HIGGO OF BILLIONS: I see the long term as five to 10 years or five to 10 years প্ল plus. Because it can go even longer [with] Something smaller than this is clearly going to be instability. There are uncertain reasons, there are black swan cases. Many things can happen, [whether] For better or worse, I see this as a five-year-plus. If you look at ETFs [exchange-traded funds] You usually do well on the horizon during five years. It sometimes even exceeds some indicators or fund managers. So that’s what I take.

Janet Clark: You mentioned a bit about what FinMeUp does, but can you tell us more about our FinMeUp app and how you curate app content? You mentioned that you need to look at different voices when you are gathering information to make investment decisions, so how do you curate the content that the app offers to investors?

HIGGO OF BILLIONS: FinMeUp has been created by various industry experts in the form of তৈরি FinMeUp app content creation. So, before hiring a consultant on the FinMeUp app to create content – a variety of content, videos, podcasts, stock picks or just general notes and blogs – we first go through a verification process, making sure that the consultants are verified and that they It will create high quality content.

It’s not like Twitter, where anyone can post, for example. They need to be industry experts who will make valuable contributions to the FinMeUp platform.

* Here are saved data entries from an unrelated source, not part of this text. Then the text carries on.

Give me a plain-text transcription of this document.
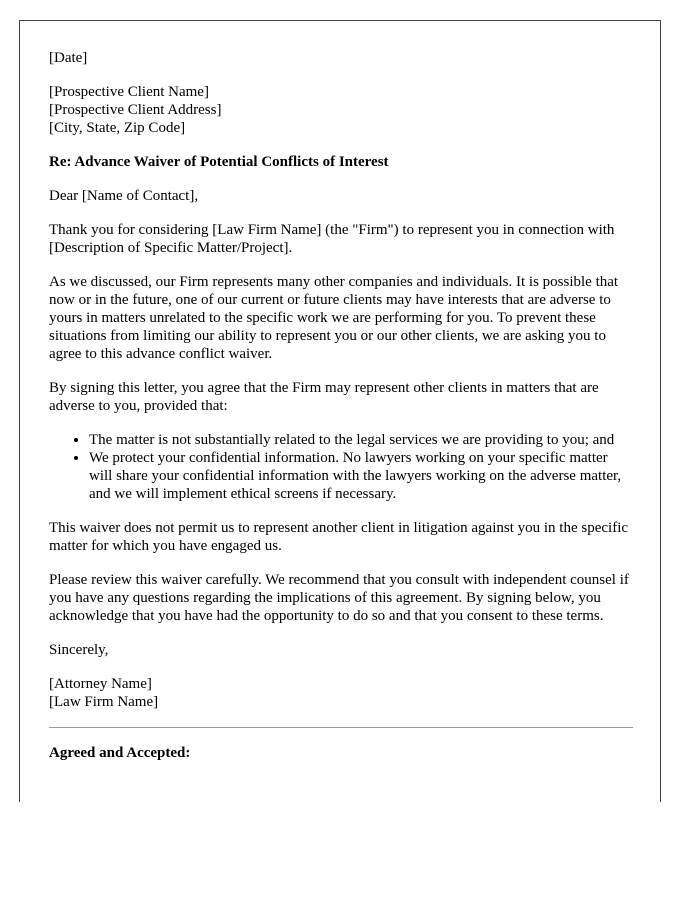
[Date]

[Prospective Client Name]
[Prospective Client Address]
[City, State, Zip Code]

Re: Advance Waiver of Potential Conflicts of Interest

Dear [Name of Contact],

Thank you for considering [Law Firm Name] (the "Firm") to represent you in connection with [Description of Specific Matter/Project].

As we discussed, our Firm represents many other companies and individuals. It is possible that now or in the future, one of our current or future clients may have interests that are adverse to yours in matters unrelated to the specific work we are performing for you. To prevent these situations from limiting our ability to represent you or our other clients, we are asking you to agree to this advance conflict waiver.

By signing this letter, you agree that the Firm may represent other clients in matters that are adverse to you, provided that:

• The matter is not substantially related to the legal services we are providing to you; and
• We protect your confidential information. No lawyers working on your specific matter will share your confidential information with the lawyers working on the adverse matter, and we will implement ethical screens if necessary.

This waiver does not permit us to represent another client in litigation against you in the specific matter for which you have engaged us.

Please review this waiver carefully. We recommend that you consult with independent counsel if you have any questions regarding the implications of this agreement. By signing below, you acknowledge that you have had the opportunity to do so and that you consent to these terms.

Sincerely,

[Attorney Name]
[Law Firm Name]

Agreed and Accepted:
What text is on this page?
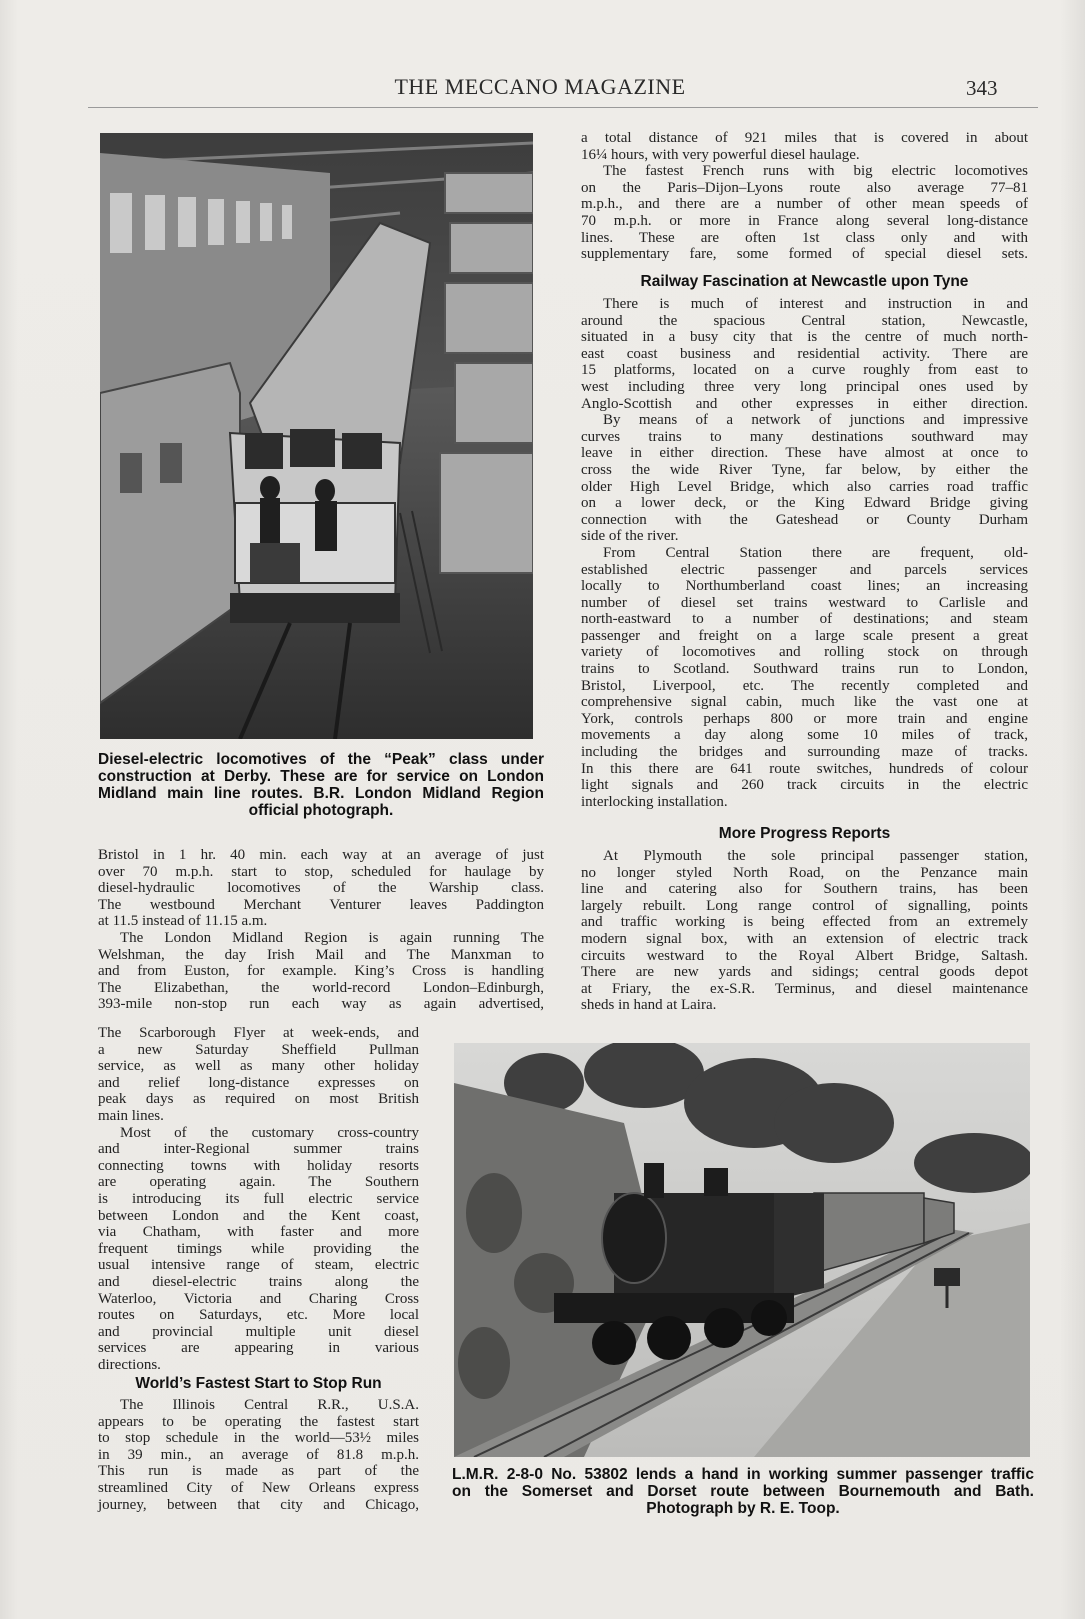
THE MECCANO MAGAZINE	343

Diesel-electric locomotives of the “Peak” class under
construction at Derby. These are for service on London
Midland main line routes. B.R. London Midland Region
official photograph.

a total distance of 921 miles that is covered in about
16¼ hours, with very powerful diesel haulage.
The fastest French runs with big electric locomotives
on the Paris–Dijon–Lyons route also average 77–81
m.p.h., and there are a number of other mean speeds of
70 m.p.h. or more in France along several long-distance
lines. These are often 1st class only and with
supplementary fare, some formed of special diesel sets.
Railway Fascination at Newcastle upon Tyne
There is much of interest and instruction in and
around the spacious Central station, Newcastle,
situated in a busy city that is the centre of much north-
east coast business and residential activity. There are
15 platforms, located on a curve roughly from east to
west including three very long principal ones used by
Anglo-Scottish and other expresses in either direction.
By means of a network of junctions and impressive
curves trains to many destinations southward may
leave in either direction. These have almost at once to
cross the wide River Tyne, far below, by either the
older High Level Bridge, which also carries road traffic
on a lower deck, or the King Edward Bridge giving
connection with the Gateshead or County Durham
side of the river.
From Central Station there are frequent, old-
established electric passenger and parcels services
locally to Northumberland coast lines; an increasing
number of diesel set trains westward to Carlisle and
north-eastward to a number of destinations; and steam
passenger and freight on a large scale present a great
variety of locomotives and rolling stock on through
trains to Scotland. Southward trains run to London,
Bristol, Liverpool, etc. The recently completed and
comprehensive signal cabin, much like the vast one at
York, controls perhaps 800 or more train and engine
movements a day along some 10 miles of track,
including the bridges and surrounding maze of tracks.
In this there are 641 route switches, hundreds of colour
light signals and 260 track circuits in the electric
interlocking installation.
More Progress Reports
At Plymouth the sole principal passenger station,
no longer styled North Road, on the Penzance main
line and catering also for Southern trains, has been
largely rebuilt. Long range control of signalling, points
and traffic working is being effected from an extremely
modern signal box, with an extension of electric track
circuits westward to the Royal Albert Bridge, Saltash.
There are new yards and sidings; central goods depot
at Friary, the ex-S.R. Terminus, and diesel maintenance
sheds in hand at Laira.
Bristol in 1 hr. 40 min. each way at an average of just
over 70 m.p.h. start to stop, scheduled for haulage by
diesel-hydraulic locomotives of the Warship class.
The westbound Merchant Venturer leaves Paddington
at 11.5 instead of 11.15 a.m.
The London Midland Region is again running The
Welshman, the day Irish Mail and The Manxman to
and from Euston, for example. King’s Cross is handling
The Elizabethan, the world-record London–Edinburgh,
393-mile non-stop run each way as again advertised,
The Scarborough Flyer at week-ends, and
a new Saturday Sheffield Pullman
service, as well as many other holiday
and relief long-distance expresses on
peak days as required on most British
main lines.
Most of the customary cross-country
and inter-Regional summer trains
connecting towns with holiday resorts
are operating again. The Southern
is introducing its full electric service
between London and the Kent coast,
via Chatham, with faster and more
frequent timings while providing the
usual intensive range of steam, electric
and diesel-electric trains along the
Waterloo, Victoria and Charing Cross
routes on Saturdays, etc. More local
and provincial multiple unit diesel
services are appearing in various
directions.
World’s Fastest Start to Stop Run
The Illinois Central R.R., U.S.A.
appears to be operating the fastest start
to stop schedule in the world—53½ miles
in 39 min., an average of 81.8 m.p.h.
This run is made as part of the
streamlined City of New Orleans express
journey, between that city and Chicago,

L.M.R. 2-8-0 No. 53802 lends a hand in working summer passenger traffic
on the Somerset and Dorset route between Bournemouth and Bath.
Photograph by R. E. Toop.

And it’s a variety of content, as I mentioned, but it’s especially for retail investors who want to get an extra bit of research.

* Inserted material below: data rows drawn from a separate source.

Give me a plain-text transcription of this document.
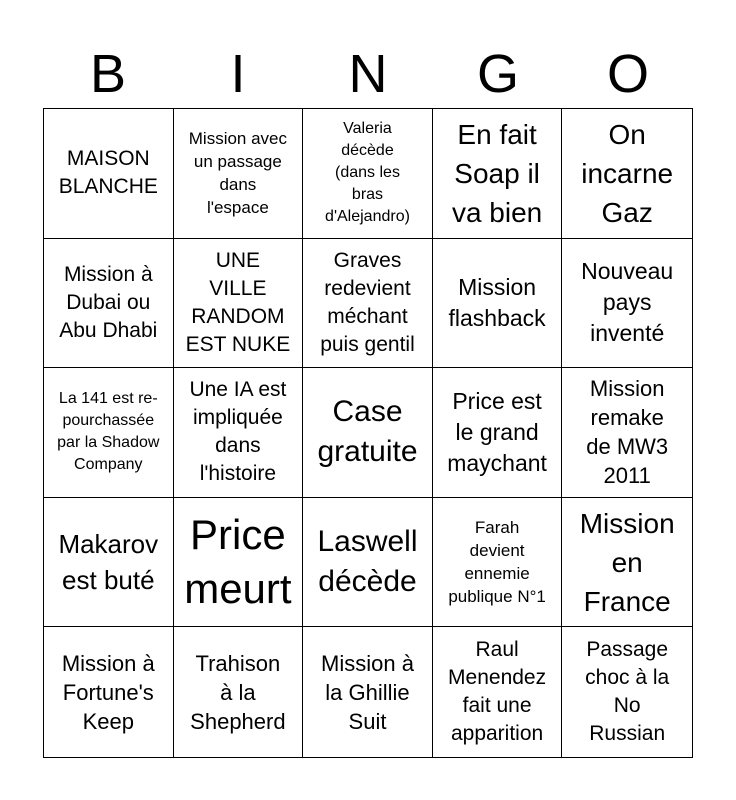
B	I	N	G	O
MAISON
BLANCHE
Mission avec
un passage
dans
l'espace
Valeria
décède
(dans les
bras
d'Alejandro)
En fait
Soap il
va bien
On
incarne
Gaz
Mission à
Dubai ou
Abu Dhabi
UNE
VILLE
RANDOM
EST NUKE
Graves
redevient
méchant
puis gentil
Mission
flashback
Nouveau
pays
inventé
La 141 est re-
pourchassée
par la Shadow
Company
Une IA est
impliquée
dans
l'histoire
Case
gratuite
Price est
le grand
maychant
Mission
remake
de MW3
2011
Makarov
est buté
Price
meurt
Laswell
décède
Farah
devient
ennemie
publique N°1
Mission
en
France
Mission à
Fortune's
Keep
Trahison
à la
Shepherd
Mission à
la Ghillie
Suit
Raul
Menendez
fait une
apparition
Passage
choc à la
No
Russian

So some of our consultants take many, many hours to research a company and they post in the FinMeUp app in a very simplified format.

For example, for US Tesla shares, or for South African shareright shares, there may be a research note on one of the companies you list on the watch, and there is more and more content every day. There is also daily information, but only highlight information.

So back to the curation direction. If you go to the internet or youtube or news channel, there is a lot of content; So we only focus on providing relevant content to our users that they need to know to stay up to date and up-to-date on events – so when company executives are buying or selling large portions, or when a company releases new results. Because, if you invest in individual stocks, it’s important to stay up to date with the different companies you follow, and research from people other than yourself, because sometimes we may miss some information.

Janet Clark: And can you share some numbers? How many users do you have at the moment?

HIGGO OF BILLIONS: FinMeUp is highly community-centered. We also have a community off-app, which is now around 50,000. But in the app, the new app was launched three weeks ago, now we have about 5000 app users and it is growing day by day. The more users we have, the more consultants we add, the better the platform.

But for us it’s about creating value in everyone’s financial life in the app. As I said before, our goal is to find a way to financial freedom for our community, and all the decisions we make on a daily basis are to do just that.

Janet Clark: All the data in the world will not help investors make good decisions unless it is insightful. So, whether you feel comfortable picking stocks and funds on your own or you want to follow the guidance of an investment expert, the fact remains that it is better to do in-depth and accurate research before investing and then invest better. For the long term.

He was also the founder and CEO of Higo van Bilgen, the financial education app FinMeUp.

Brought to you by FinMeUp.

Moneyweb does not endorse any products or services advertised in our sponsored articles on our platform.

Leave a Reply

Your email address will not be published.